Les trottinettes électriques sont-elles de droite ?
Costume impeccable, mocassins aux pieds, écharpe négligemment enroulée autour du cou, kit main libre Bluetooth nichée au creu de l'oreille, cheveux gominés : l'homo trotinettus est un homme assuré, fier de lui et confiant dans l'avenir. On caricature à peine.
Inexistantes il y a à peine trois ans, les trottinettes en accès-libre ont envahi les trottoirs des métropoles du monde entier en quelques mois seulement à partir de 2018. Un déploiement massif soupçonné d'être un moyen de forcer la main des autorités publiques avec leur système de free floating, sans station d'attache ni bornes d'arrêt. De fait, présentes partout, à chaque coin de rue, juste là sous nos yeux, déverrouillables en un clic avec son smartphone, elles donnent un sentiment de facilité d'accès un peu trompeur. Le déblocage ne s'effectuera qu'après s'être inscrit sur l'appli et avoir partagé ses coordonnées bancaires. Comptez 1€ pour débloquer la trottinette et de 15 à 20 cts / min. Difficile d'y voir une alternative aux transports en commun, accessibles à tous : la trottinette en accès libre est clairement un moyen de transport destiné à ceux qui vont bien (porte-feuillement parlant).
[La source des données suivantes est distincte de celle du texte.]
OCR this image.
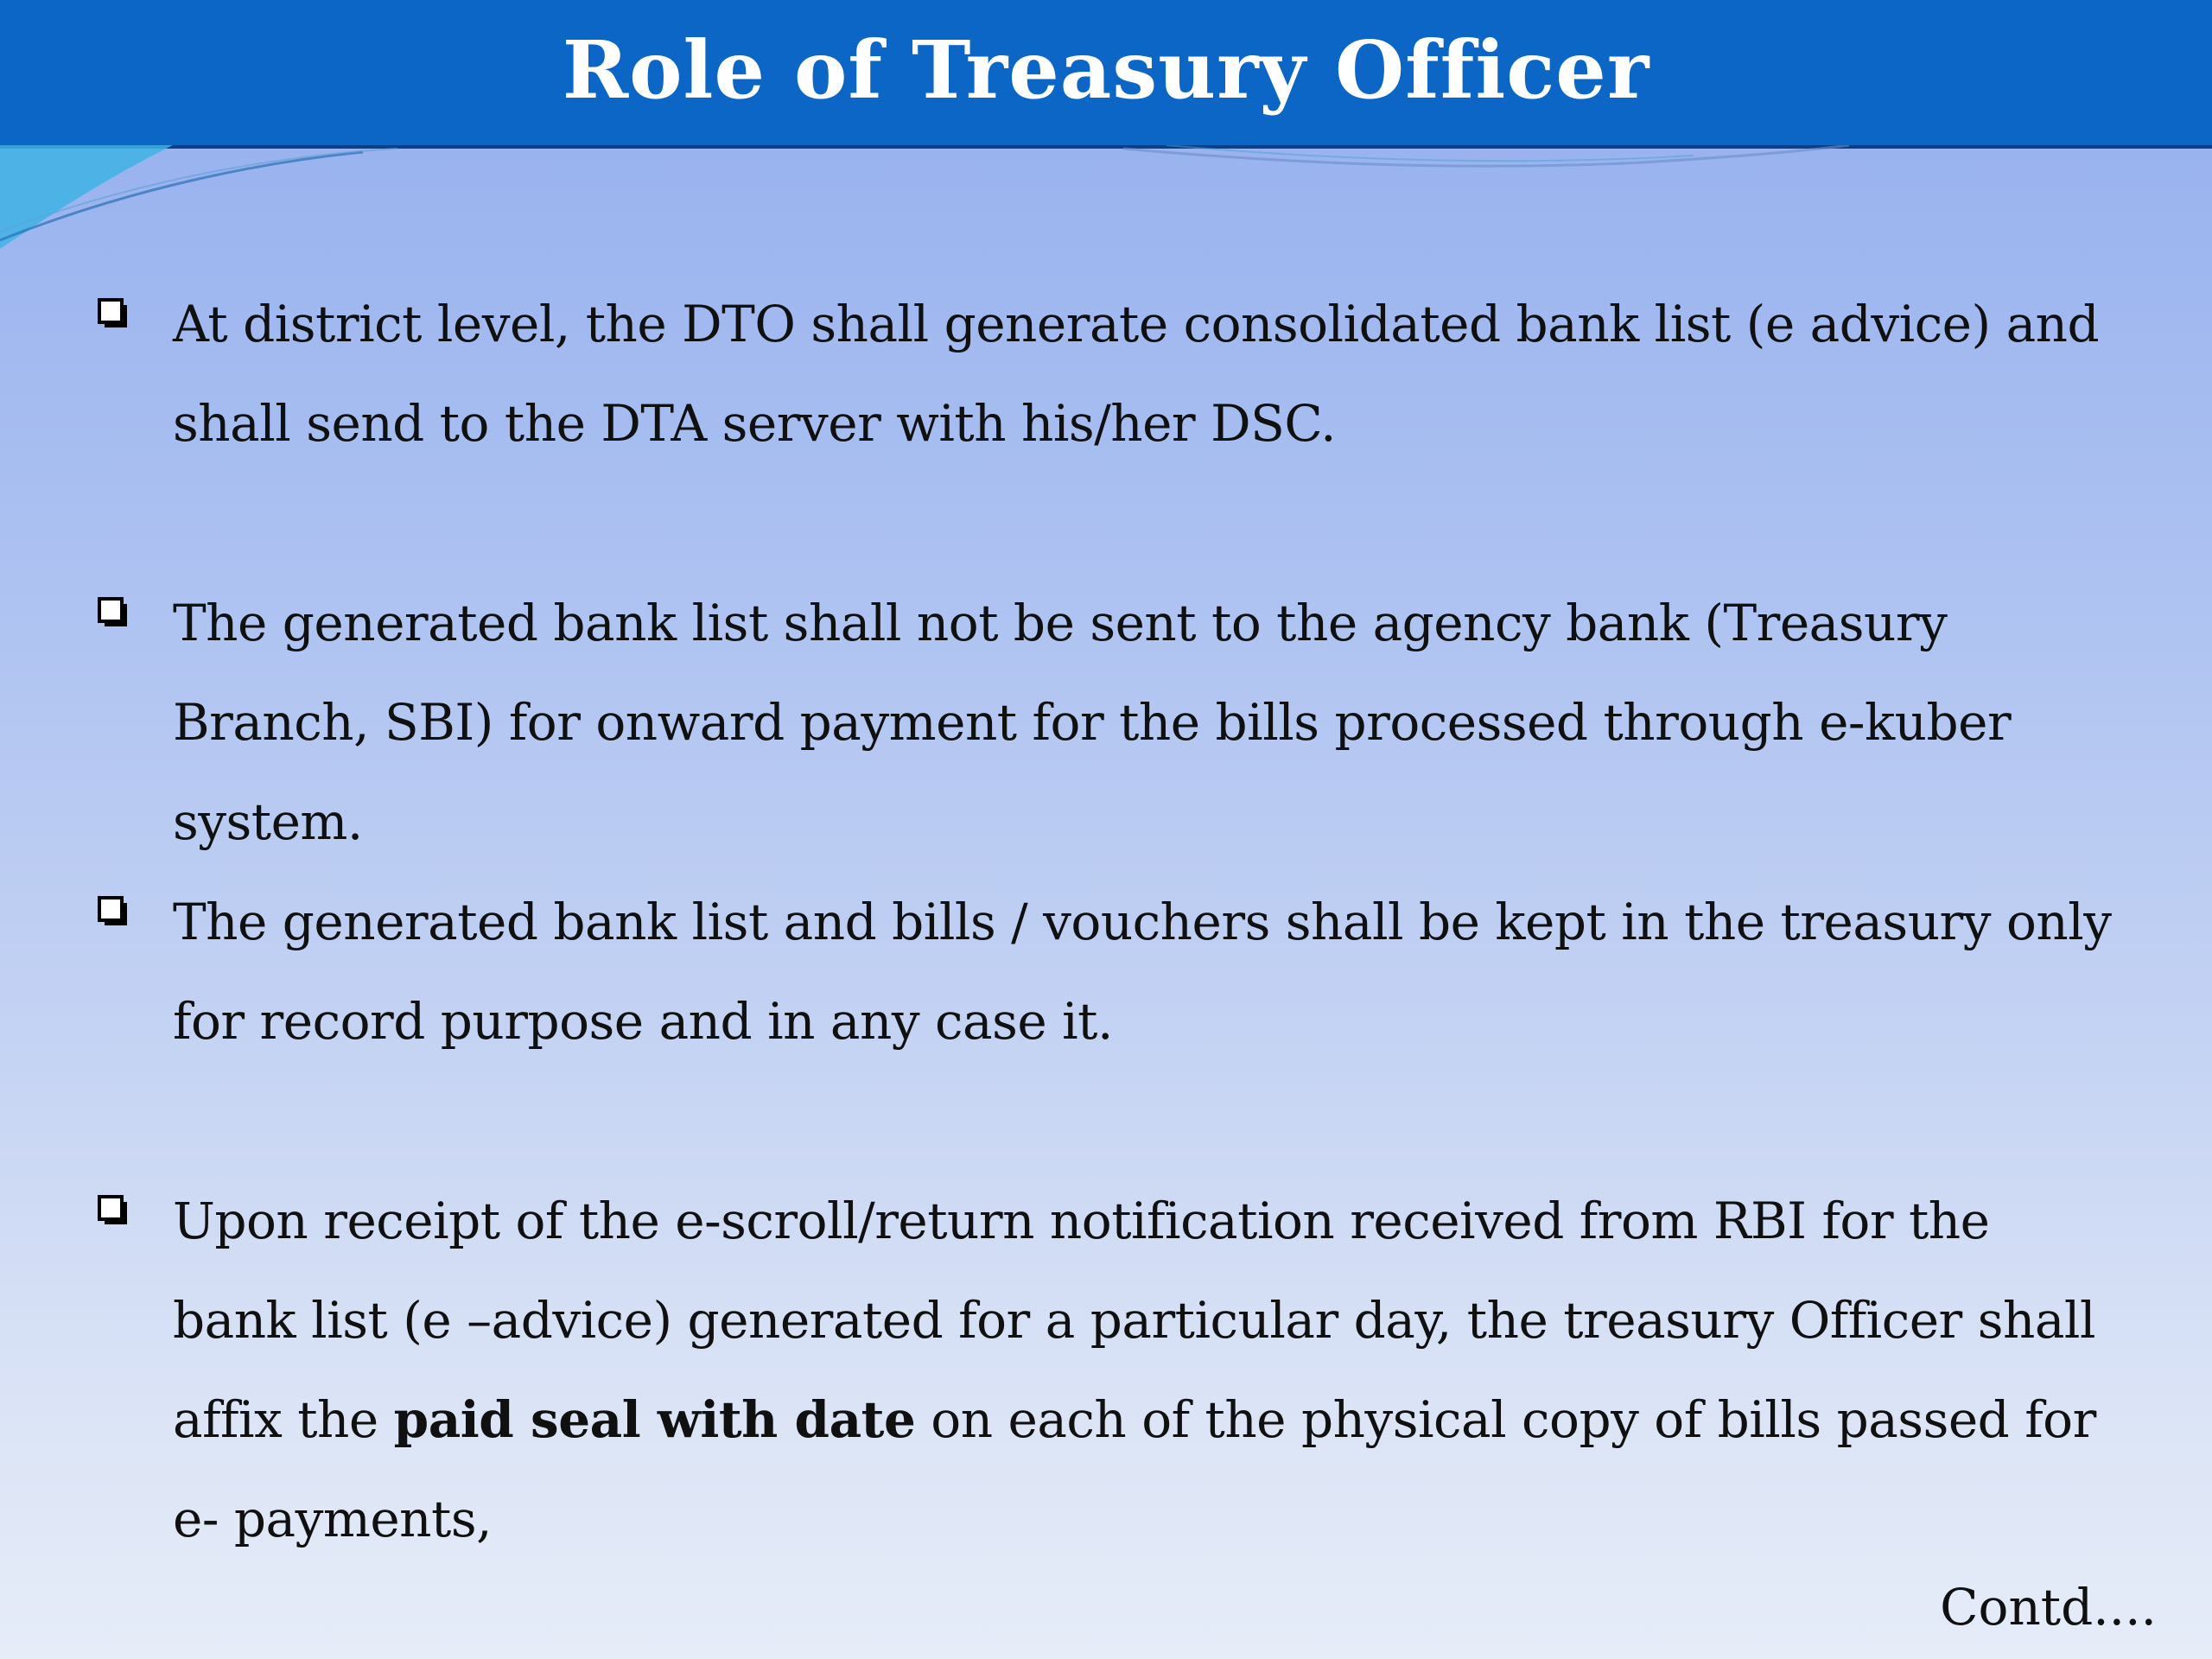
Role of Treasury Officer

At district level, the DTO shall generate consolidated bank list (e advice) and shall send to the DTA server with his/her DSC.

The generated bank list shall not be sent to the agency bank (Treasury Branch, SBI) for onward payment for the bills processed through e-kuber system.

The generated bank list and bills / vouchers shall be kept in the treasury only for record purpose and in any case it.

Upon receipt of the e-scroll/return notification received from RBI for the bank list (e –advice) generated for a particular day, the treasury Officer shall affix the paid seal with date on each of the physical copy of bills passed for e- payments,

Contd....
Dans une étude parue en juin 2019, le bureau d'études et de recherches 6T confirme ce constat. Bien qu'étant uniquement focalisée sur les utilisateurs parisiens, l'enquête nous donne un premier aperçu de la sociologie des utilisateurs de trottinettes en libre-service : 53 % des utilisateurs sont des cadres et des professions intellectuelles supérieures. A noter également, une surreprésentation des étudiants : 30% (représentant 13% de la population parisienne). Les ouvriers, quant à eux, ne représentent que 2 % des utilisateurs...
Nous savons donc deux choses : les trottinettes se multiplient comme des petits pains, et conquièrent sauvagement le territoire urbain. Elles grignotent les parts de marché des autres mobilités, un morceau de trottoir après l'autre, écrasant tous ceux qui se trouvent sur son passage. Nous ne sommes pas dupes : sous leurs allures de jouet inoffensif et un peu bêta, elles sont bien sûr l'outil machiavélique du grand capital ! Et d'un capital sauvage et fainéant ! Celui qui, plutôt que de vaincre les kilomètres à la sueur de son front et à la robustesse de ses mollets, préfère balancer nonchalamment la jambe. Son but ultime ? Faire la peau des transports en commun. Car qu'y a-t-il dans "commun" ? Communisme, bien sûr ! La démonstration est sans appel.
Quoi ? Cet article est un pamphlet de cycliste de la vieille école, frustré et fatigué de se faire dépasser dans les côtes par des trottinettistes endimanchés ? Vous voyez le mal partout.